With a consistent indoor walking routine, you can challenge your endurance, strengthen your muscles, and burn a significant amount of calories. This can yield better results than regular outdoor walking. These exercises help you maintain your fitness goals consistently regardless of the weather.

Indoor walking exercises help burn fat and create a toned physique. (Graphic: Thanh Thanh)
Indoor walking exercises help burn fat and create a toned physique. (Graphic: Thanh Thanh)

This series of brisk walking exercises will increase your heart rate and strengthen your lower body in 20 minutes. The series includes march-in-place walking, high knee walking, sideways walking, and lunge walking.

Perform each exercise in order and take minimal rest.
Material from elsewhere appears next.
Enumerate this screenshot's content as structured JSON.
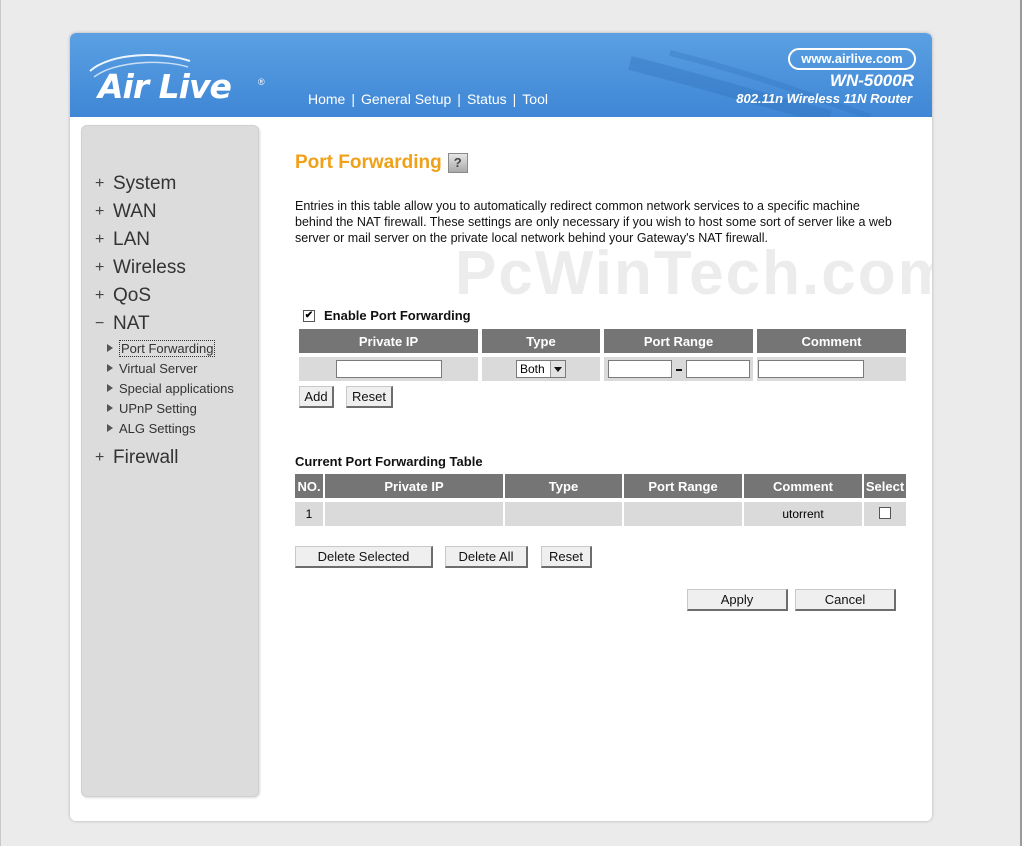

Complete the entire workout 3 times for a full-body cardiovascular exercise.

March in place exercise (2 minutes)

Stand upright with your feet hip-width apart. Raise your right knee to waist level while swinging your left arm forward. Lower your leg and repeat the movement with your left knee, swinging your right arm forward.

Maintain a steady, rhythmic pace, keeping your core tight and your shoulders relaxed. Land softly on your feet and control your movement.

Walking with raised knees (30 seconds for 3 sets)

Stand upright and begin to step forward. Raise one knee high, bringing your thigh parallel to the floor while keeping your torso straight. Push the opposite arm forward as if you were sprinting.

Land softly on one foot and immediately lift the other knee. Continue for the set duration, maintaining a fast pace and controlled movement.

Sidewalk walking ( 30 seconds for 3 sets)

Stand with your feet together, knees slightly bent, and chest straight. Step to the right with your right foot, then step again with your left foot. Continue stepping sideways, keeping your knees slightly bent for control.

Next, change direction and move to the left. Keep your abdominal muscles engaged and avoid dragging your legs.

Walking lunges (10 repetitions for each leg, 3 sets)

Stand upright, feet hip-width apart, hands on hips or extended at your sides. Step your right foot forward, lowering your body.

Keep your front knee aligned with your ankle and your back knee slightly off the ground. Push off with your right foot and step forward with your left foot to perform the next movement. Keep your torso upright and repeat for the specified number of repetitions.